Бабку Веру в деревне не любили, потому что она сама людей не жаловала. И «не жаловала» — это наиболее безобидное, что можно было бы сказать. Не любила она людей, ненавидела просто. В этом мнение всех деревенских было единодушным.
Была она здорова, что твоя холмогорская корова: широка в спине и бёдрах и высока — многих мужиков в деревне заставляла голову задирать, когда им случалось с нею заговорить. Заговаривали, на самом-то деле, нечасто, потому как даже на приветствия при встрече она не отвечала, кажется. Так, едва что-то буркнет в ответ и даже глаза на человека не поднимет. Вернее, не опустит, потому — рост ведь у неё.

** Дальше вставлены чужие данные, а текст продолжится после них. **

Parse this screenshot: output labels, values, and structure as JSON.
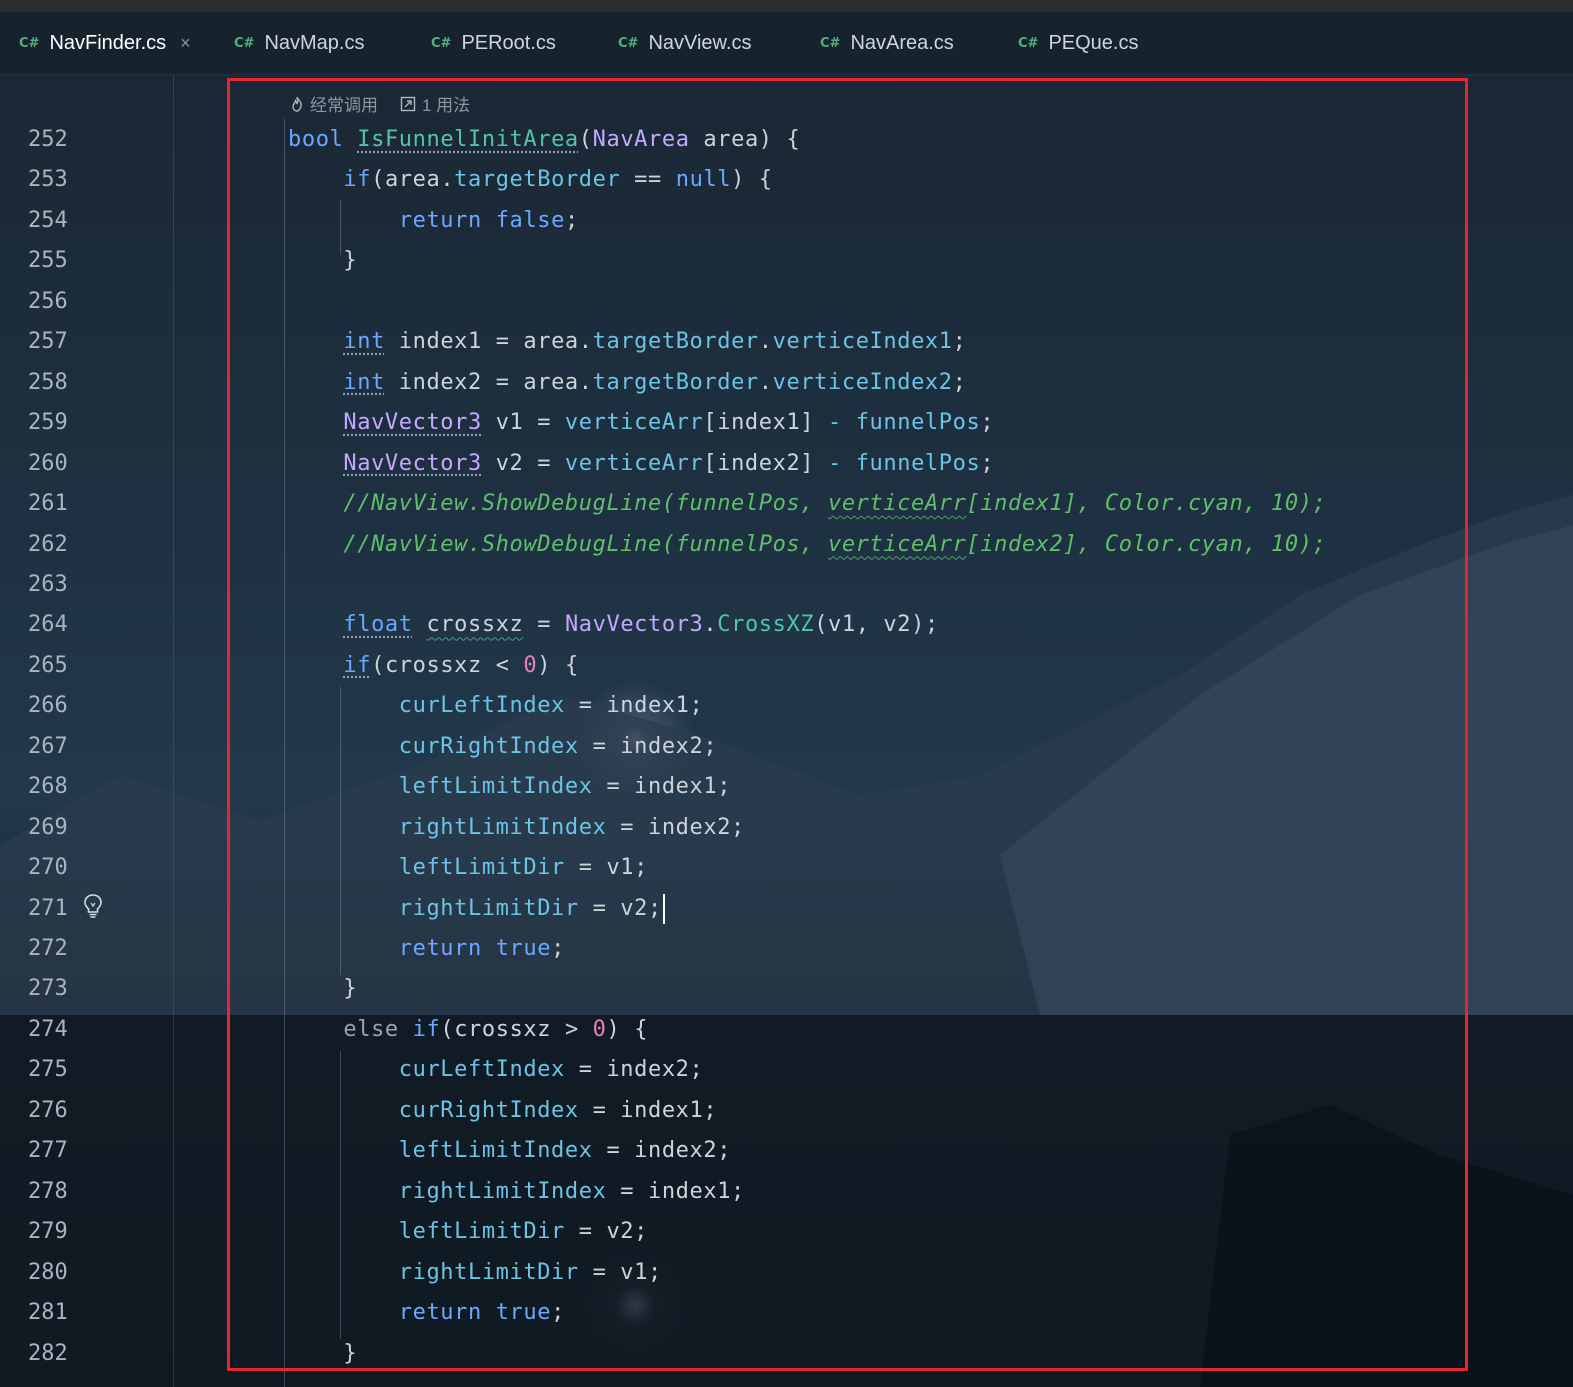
{
  "tabs": [
    {
      "lang": "C#",
      "name": "NavFinder.cs",
      "active": true
    },
    {
      "lang": "C#",
      "name": "NavMap.cs"
    },
    {
      "lang": "C#",
      "name": "PERoot.cs"
    },
    {
      "lang": "C#",
      "name": "NavView.cs"
    },
    {
      "lang": "C#",
      "name": "NavArea.cs"
    },
    {
      "lang": "C#",
      "name": "PEQue.cs"
    }
  ],
  "close_glyph": "×",
  "hints": {
    "frequent": "经常调用",
    "usages": "1 用法"
  },
  "icons": {
    "hint1": "flame-icon",
    "hint2": "usage-link-icon",
    "gutter": "lightbulb-icon"
  },
  "colors": {
    "highlight_border": "#e3262f",
    "tab_underline": "#3574f0"
  },
  "lines": [
    {
      "n": "252",
      "text": "bool IsFunnelInitArea(NavArea area) {"
    },
    {
      "n": "253",
      "text": "    if(area.targetBorder == null) {"
    },
    {
      "n": "254",
      "text": "        return false;"
    },
    {
      "n": "255",
      "text": "    }"
    },
    {
      "n": "256",
      "text": ""
    },
    {
      "n": "257",
      "text": "    int index1 = area.targetBorder.verticeIndex1;"
    },
    {
      "n": "258",
      "text": "    int index2 = area.targetBorder.verticeIndex2;"
    },
    {
      "n": "259",
      "text": "    NavVector3 v1 = verticeArr[index1] - funnelPos;"
    },
    {
      "n": "260",
      "text": "    NavVector3 v2 = verticeArr[index2] - funnelPos;"
    },
    {
      "n": "261",
      "text": "    //NavView.ShowDebugLine(funnelPos, verticeArr[index1], Color.cyan, 10);"
    },
    {
      "n": "262",
      "text": "    //NavView.ShowDebugLine(funnelPos, verticeArr[index2], Color.cyan, 10);"
    },
    {
      "n": "263",
      "text": ""
    },
    {
      "n": "264",
      "text": "    float crossxz = NavVector3.CrossXZ(v1, v2);"
    },
    {
      "n": "265",
      "text": "    if(crossxz < 0) {"
    },
    {
      "n": "266",
      "text": "        curLeftIndex = index1;"
    },
    {
      "n": "267",
      "text": "        curRightIndex = index2;"
    },
    {
      "n": "268",
      "text": "        leftLimitIndex = index1;"
    },
    {
      "n": "269",
      "text": "        rightLimitIndex = index2;"
    },
    {
      "n": "270",
      "text": "        leftLimitDir = v1;"
    },
    {
      "n": "271",
      "text": "        rightLimitDir = v2;"
    },
    {
      "n": "272",
      "text": "        return true;"
    },
    {
      "n": "273",
      "text": "    }"
    },
    {
      "n": "274",
      "text": "    else if(crossxz > 0) {"
    },
    {
      "n": "275",
      "text": "        curLeftIndex = index2;"
    },
    {
      "n": "276",
      "text": "        curRightIndex = index1;"
    },
    {
      "n": "277",
      "text": "        leftLimitIndex = index2;"
    },
    {
      "n": "278",
      "text": "        rightLimitIndex = index1;"
    },
    {
      "n": "279",
      "text": "        leftLimitDir = v2;"
    },
    {
      "n": "280",
      "text": "        rightLimitDir = v1;"
    },
    {
      "n": "281",
      "text": "        return true;"
    },
    {
      "n": "282",
      "text": "    }"
    }
  ]
}
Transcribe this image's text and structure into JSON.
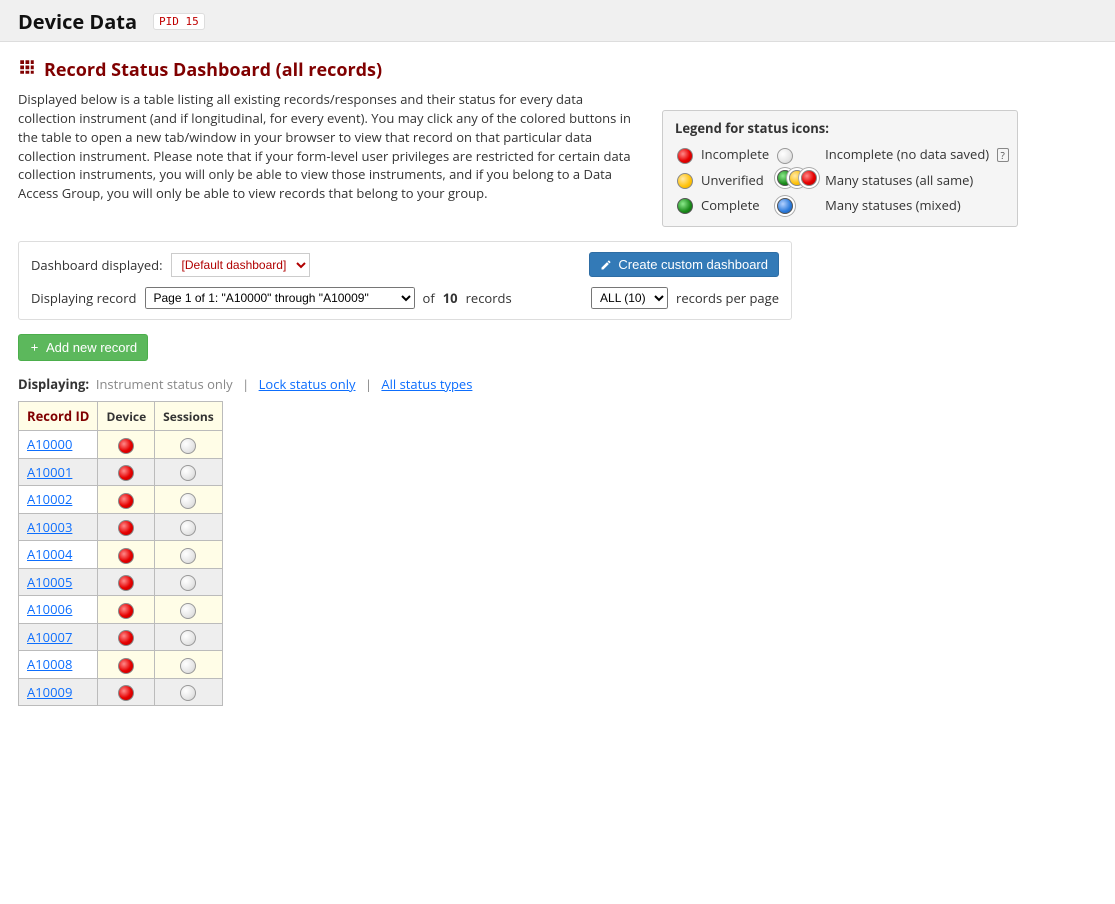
{
  "header": {
    "project_title": "Device Data",
    "pid_badge": "PID 15"
  },
  "page": {
    "title": "Record Status Dashboard (all records)",
    "intro": "Displayed below is a table listing all existing records/responses and their status for every data collection instrument (and if longitudinal, for every event). You may click any of the colored buttons in the table to open a new tab/window in your browser to view that record on that particular data collection instrument. Please note that if your form-level user privileges are restricted for certain data collection instruments, you will only be able to view those instruments, and if you belong to a Data Access Group, you will only be able to view records that belong to your group."
  },
  "legend": {
    "title": "Legend for status icons:",
    "incomplete": "Incomplete",
    "incomplete_nodata": "Incomplete (no data saved)",
    "unverified": "Unverified",
    "many_same": "Many statuses (all same)",
    "complete": "Complete",
    "many_mixed": "Many statuses (mixed)"
  },
  "controls": {
    "dashboard_label": "Dashboard displayed:",
    "dashboard_value": "[Default dashboard]",
    "create_custom": "Create custom dashboard",
    "displaying_label": "Displaying record",
    "page_value": "Page 1 of 1: \"A10000\" through \"A10009\"",
    "of_text": "of",
    "total_records": "10",
    "records_text": "records",
    "per_page_value": "ALL (10)",
    "per_page_label": "records per page"
  },
  "add_button": "Add new record",
  "filters": {
    "label": "Displaying:",
    "opt1": "Instrument status only",
    "opt2": "Lock status only",
    "opt3": "All status types"
  },
  "table": {
    "col_record": "Record ID",
    "col_device": "Device",
    "col_sessions": "Sessions",
    "rows": [
      {
        "id": "A10000",
        "device": "red",
        "sessions": "gray"
      },
      {
        "id": "A10001",
        "device": "red",
        "sessions": "gray"
      },
      {
        "id": "A10002",
        "device": "red",
        "sessions": "gray"
      },
      {
        "id": "A10003",
        "device": "red",
        "sessions": "gray"
      },
      {
        "id": "A10004",
        "device": "red",
        "sessions": "gray"
      },
      {
        "id": "A10005",
        "device": "red",
        "sessions": "gray"
      },
      {
        "id": "A10006",
        "device": "red",
        "sessions": "gray"
      },
      {
        "id": "A10007",
        "device": "red",
        "sessions": "gray"
      },
      {
        "id": "A10008",
        "device": "red",
        "sessions": "gray"
      },
      {
        "id": "A10009",
        "device": "red",
        "sessions": "gray"
      }
    ]
  }
}
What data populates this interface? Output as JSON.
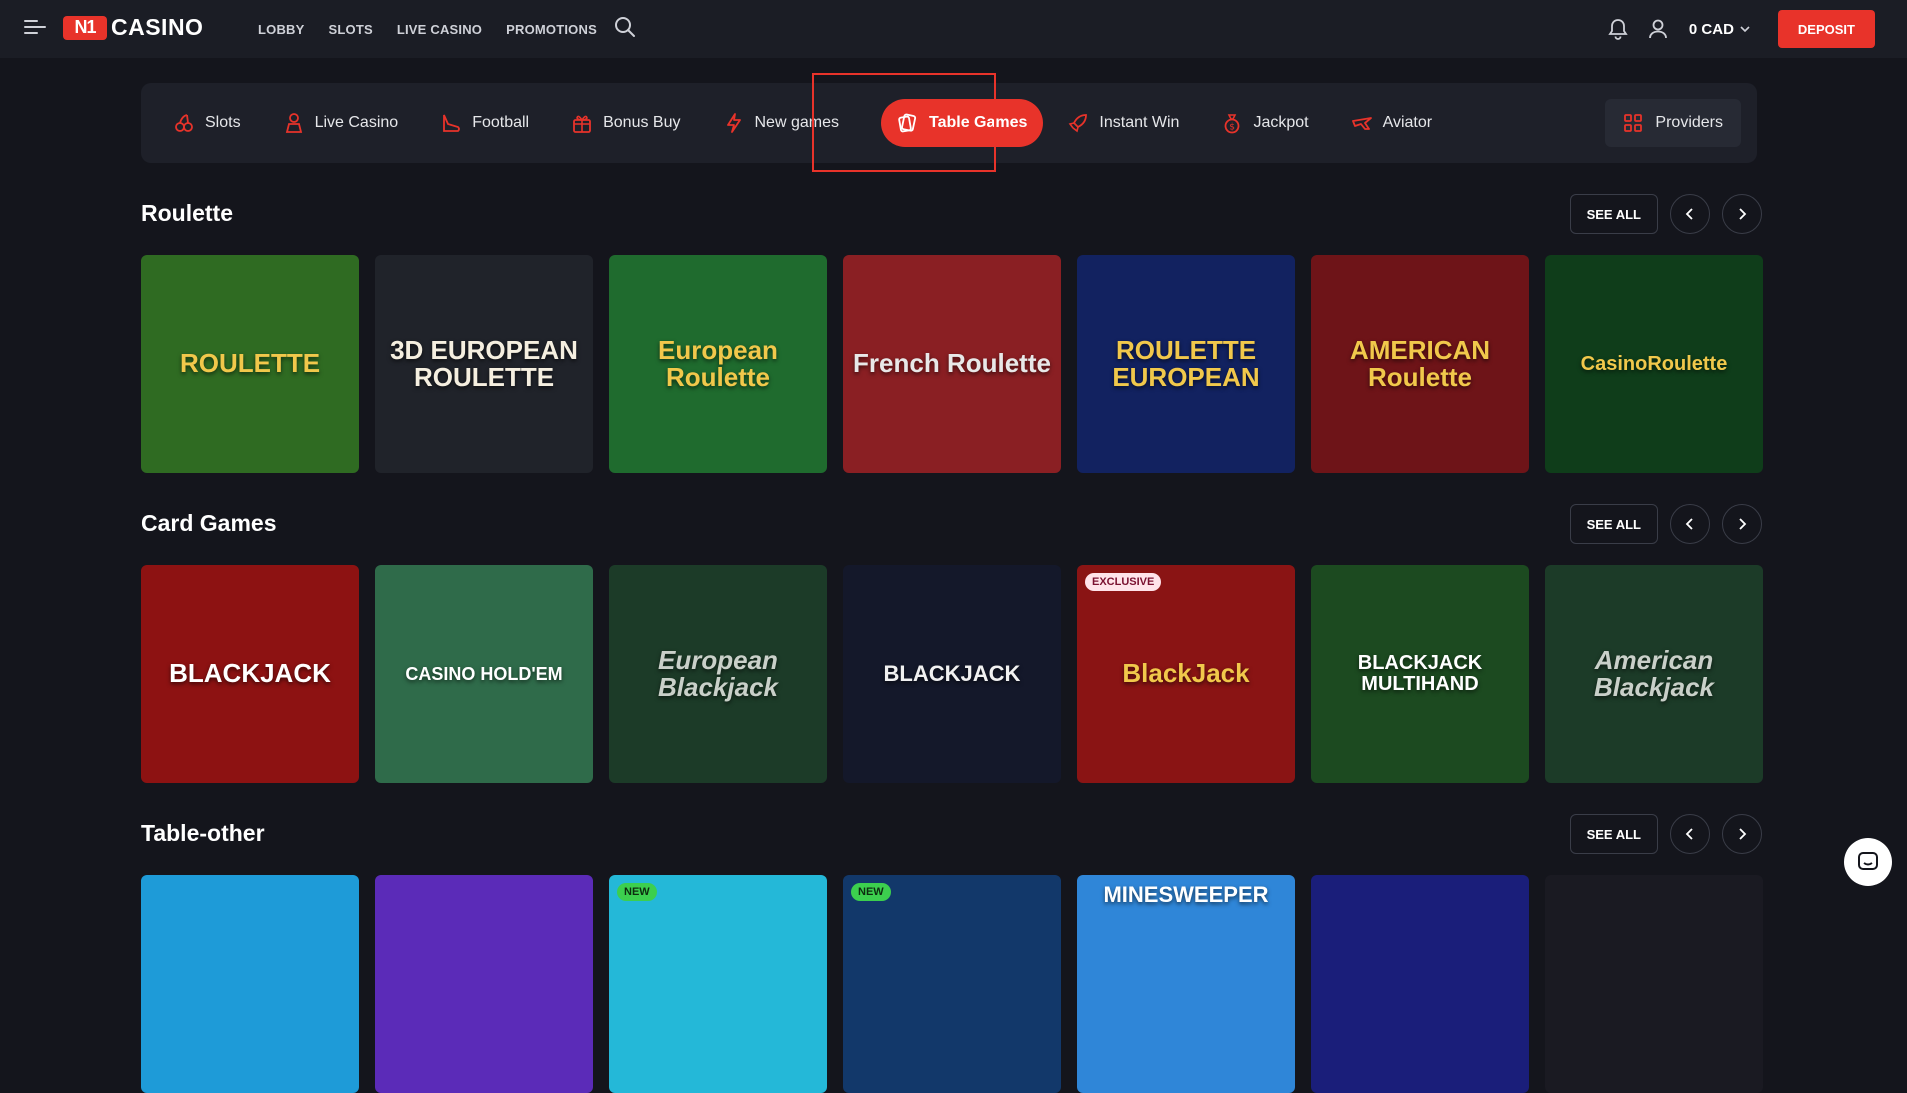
{
  "header": {
    "logo_mark": "N1",
    "logo_text": "CASINO",
    "nav": [
      "LOBBY",
      "SLOTS",
      "LIVE CASINO",
      "PROMOTIONS"
    ],
    "balance": "0 CAD",
    "deposit_label": "DEPOSIT"
  },
  "categories": {
    "items": [
      {
        "label": "Slots",
        "icon": "cherry-icon"
      },
      {
        "label": "Live Casino",
        "icon": "dealer-icon"
      },
      {
        "label": "Football",
        "icon": "football-boot-icon"
      },
      {
        "label": "Bonus Buy",
        "icon": "gift-icon"
      },
      {
        "label": "New games",
        "icon": "lightning-icon"
      },
      {
        "label": "Table Games",
        "icon": "cards-icon",
        "active": true
      },
      {
        "label": "Instant Win",
        "icon": "rocket-icon"
      },
      {
        "label": "Jackpot",
        "icon": "money-bag-icon"
      },
      {
        "label": "Aviator",
        "icon": "plane-icon"
      }
    ],
    "providers_label": "Providers"
  },
  "sections": [
    {
      "title": "Roulette",
      "see_all": "SEE ALL",
      "tiles": [
        {
          "text": "ROULETTE",
          "bg": "#2f6b22"
        },
        {
          "text": "3D EUROPEAN ROULETTE",
          "bg": "#20232a"
        },
        {
          "text": "European Roulette",
          "bg": "#1f6b2e"
        },
        {
          "text": "French Roulette",
          "bg": "#8a1f23"
        },
        {
          "text": "ROULETTE EUROPEAN",
          "bg": "#122260"
        },
        {
          "text": "AMERICAN Roulette",
          "bg": "#6e1418"
        },
        {
          "text": "CasinoRoulette",
          "bg": "#0f3d1a"
        }
      ]
    },
    {
      "title": "Card Games",
      "see_all": "SEE ALL",
      "tiles": [
        {
          "text": "BLACKJACK",
          "bg": "#8d1212"
        },
        {
          "text": "CASINO HOLD'EM",
          "bg": "#2f6b4a"
        },
        {
          "text": "European Blackjack",
          "bg": "#1c3b28"
        },
        {
          "text": "BLACKJACK",
          "bg": "#14182a"
        },
        {
          "text": "BlackJack",
          "bg": "#8a1414",
          "badge": "EXCLUSIVE"
        },
        {
          "text": "BLACKJACK MULTIHAND",
          "bg": "#1c4a20"
        },
        {
          "text": "American Blackjack",
          "bg": "#1c3b28"
        }
      ]
    },
    {
      "title": "Table-other",
      "see_all": "SEE ALL",
      "tiles": [
        {
          "text": "",
          "bg": "#1e9bd8"
        },
        {
          "text": "",
          "bg": "#5b2bb8"
        },
        {
          "text": "",
          "bg": "#24b8d8",
          "badge": "NEW"
        },
        {
          "text": "",
          "bg": "#12386a",
          "badge": "NEW"
        },
        {
          "text": "MINESWEEPER",
          "bg": "#2f86d8"
        },
        {
          "text": "",
          "bg": "#1a1e7a"
        },
        {
          "text": "",
          "bg": "#1a1a22"
        }
      ]
    }
  ]
}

Жила в самом центре деревни, в большом старом доме, который, кое-кто это помнил, срубил ещё её отец. Дом был огорожен высоченным глухим забором, за который заглянуть отваживались немногие, потому как бабка на расправу была крута.
Как-то летним вечером подвыпившие местные парни, проходя мимо, на забор её залезли. Из любопытства просто, чтобы хоть заглянуть: как там живёт бабка Вера. Она в окно увидала, вышла на порог с охотничьей двустволкой, тоже — отцовское наследство, и, ни слова не говоря, пальнула у них над головами. Всё. Больше старуху не беспокоили…
У неё и хозяйство было. Немалое хозяйство. Водила кур и уток. Держала кроликов и козу. Куда, скажите, такую прорву животины одной? Ведь и пенсию же получала, вполне могла бы и на неё прожить. Нееет… Жадность, видно, душила старуху. Птицу и кроликов сама забивала и везла на рынок в город, где расторговывалась в один день, и, заложив пачку денег за пазуху, возвращалась домой. Из козьего молока делала сыр домашний, по собственному рецепту, и тоже — на продажу. Цену держала высокую, но говорили, что у старухи была в городе своя клиентура, которая отоваривалась у неё охотно, потому что всё — без обмана: и птица всегда чистенькая и свежая, и кролики — жирные, и яйца — по кулаку.
Когда где-нибудь в деревне разговор заходил о старухе, старожилы вспоминали, что такая угрюмая да скрытная она сызмала была. Мать у неё померла рано, Верка ещё по полу ползала. Остались они вдвоём с батей — таким же здоровенным, угрюмым и нелюдимым человеком. Он через несколько лет привёз из какого-то дальнего села новую жену, но спустя месяц (в деревне все тогда видели) подалась она со двора с чемоданом к станции. И — всё. Остались Верка с отцом вдвоём вековать.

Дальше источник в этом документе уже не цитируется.